Par requête reçue au greffe le 4 novembre 2019, M. [P] a saisi le pôle social du tribunal de grande instance d'Angers, devenu depuis tribunal judiciaire, aux fins de reconnaissance de la faute inexcusable de la société.
Par jugement du 1er mars 2021 notifié à M. [P] par lettre recommandée reçue le 3 mars suivant, le tribunal a :
Rejeté la demande de reconnaissance de la faute inexcusable et l'ensemble des demandes de M. [P] ;
Rejeté la demande faite par la société sur le fondement de l'article 700 du code de procédure civile ;
Laissé les dépens à la charge de chacune des parties.

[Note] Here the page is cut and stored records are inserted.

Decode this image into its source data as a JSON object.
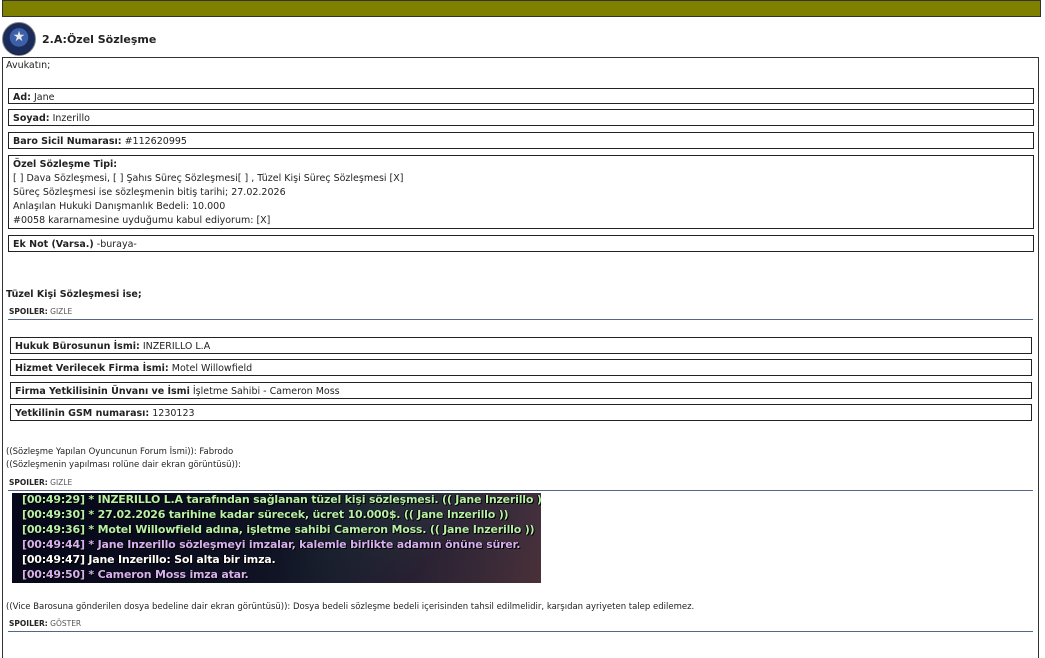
{
  "header": {
    "title": "2.A:Özel Sözleşme"
  },
  "post": {
    "intro": "Avukatın;",
    "ad": {
      "label": "Ad:",
      "value": "Jane"
    },
    "soyad": {
      "label": "Soyad:",
      "value": "Inzerillo"
    },
    "baro": {
      "label": "Baro Sicil Numarası:",
      "value": "#112620995"
    },
    "tip": {
      "label": "Özel Sözleşme Tipi:",
      "line1": "[ ] Dava Sözleşmesi, [ ] Şahıs Süreç Sözleşmesi[ ] , Tüzel Kişi Süreç Sözleşmesi [X]",
      "line2": "Süreç Sözleşmesi ise sözleşmenin bitiş tarihi; 27.02.2026",
      "line3": "Anlaşılan Hukuki Danışmanlık Bedeli: 10.000",
      "line4": "#0058 kararnamesine uyduğumu kabul ediyorum: [X]"
    },
    "eknot": {
      "label": "Ek Not (Varsa.)",
      "value": "-buraya-"
    },
    "tuzel_heading": "Tüzel Kişi Sözleşmesi ise;",
    "spoiler1": {
      "label": "SPOILER:",
      "state": "GIZLE"
    },
    "buro": {
      "label": "Hukuk Bürosunun İsmi:",
      "value": "INZERILLO L.A"
    },
    "firma": {
      "label": "Hizmet Verilecek Firma İsmi:",
      "value": "Motel Willowfield"
    },
    "yetkili": {
      "label": "Firma Yetkilisinin Ünvanı ve İsmi",
      "value": "İşletme Sahibi - Cameron Moss"
    },
    "gsm": {
      "label": "Yetkilinin GSM numarası:",
      "value": "1230123"
    },
    "forum_name": "((Sözleşme Yapılan Oyuncunun Forum İsmi)): Fabrodo",
    "screenshot_note": "((Sözleşmenin yapılması rolüne dair ekran görüntüsü)):",
    "spoiler2": {
      "label": "SPOILER:",
      "state": "GIZLE"
    },
    "chat": [
      "[00:49:29] * INZERILLO L.A tarafından sağlanan tüzel kişi sözleşmesi. (( Jane Inzerillo ))",
      "[00:49:30] * 27.02.2026 tarihine kadar sürecek, ücret 10.000$. (( Jane Inzerillo ))",
      "[00:49:36] * Motel Willowfield adına, işletme sahibi Cameron Moss.  (( Jane Inzerillo ))",
      "[00:49:44] * Jane Inzerillo sözleşmeyi imzalar, kalemle birlikte adamın önüne sürer.",
      "[00:49:47] Jane Inzerillo: Sol alta bir imza.",
      "[00:49:50] * Cameron Moss imza atar."
    ],
    "vice_note": "((Vice Barosuna gönderilen dosya bedeline dair ekran görüntüsü)): Dosya bedeli sözleşme bedeli içerisinden tahsil edilmelidir, karşıdan ayriyeten talep edilemez.",
    "spoiler3": {
      "label": "SPOILER:",
      "state": "GÖSTER"
    }
  },
  "colors": {
    "topbar": "#808000",
    "chat_green": "#b8f0a8",
    "chat_purple": "#d8b0f0",
    "chat_white": "#ffffff"
  }
}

Le tribunal a considéré qu'aucun élément ne permettait de connaître les raisons de la chute de M. [P], et que les circonstances de l'accident étaient ainsi indéterminées.
M. [P] a relevé appel de ce jugement par déclaration faite par voie électronique le 1er avril 2021, en ce que celui-ci a rejeté ses demandes.
Les débats ont ensuite eu lieu devant le magistrat chargé d'instruire l'affaire, à l'audience du 29 novembre 2022.
EXPOSÉ DES PRÉTENTIONS ET MOYENS DES PARTIES
Dans ses conclusions reçues au greffe le 30 juin 2021 et auxquelles il s'est référé à l'audience du 29 novembre 2022, M. [P] demande à la cour :
D'infirmer le jugement ;
De juger que l'accident dont il a été victime est imputable à la faute inexcusable de la société ;
De dire que la rente d'accident du travail sera majorée ;
De dire que la décision à intervenir sera opposable à l'assureur de la société ;
D'ordonner, avant dire droit sur l'évaluation de son préjudice, une expertise médicale ;
De dire que les frais d'expertise seront avancés par la caisse ;
De condamner la caisse à lui verser une provision de 25 000 euros ;
De condamner la société lui verser la somme de 2000 euros sur le fondement de l'article 700 du code de procédure civile.
M. [P] soutient que :
Selon les pièces communiquées et différents témoignages, l'escalier litigieux présentait un fort risque de chute, avec ou sans humidité, du fait de sa conception et notamment de ses marches en tôle lisse, du giron (espace disponible pour poser le pied sur les marches) trop petit et de sa pente raide.
Compte tenu des moyens matériels dont la société disposait et des contraintes de sécurité qui s'imposaient dans une entreprise de sa taille, elle avait nécessairement conscience du danger. En tout état de cause, l'existence d'un escalier métallique dans une entreprise au sein de laquelle les salariés étaient amenés régulièrement à marcher sur des sols parfois humides les mettait nécessairement face à un risque de chute. D'ailleurs, plusieurs chutes s'étaient produites dans l'escalier avant l'accident, notamment deux chutes du 23 octobre 2015 dont l'une avait été suffisamment grave pour justifier un arrêt travail de plusieurs mois. La société n'ignorait pas ces chutes et donc le danger que présentait l'escalier. Le procès-verbal de la réunion du comité d'entreprise du 22 juin 2016 confirme que l'escalier n'était pas aux normes.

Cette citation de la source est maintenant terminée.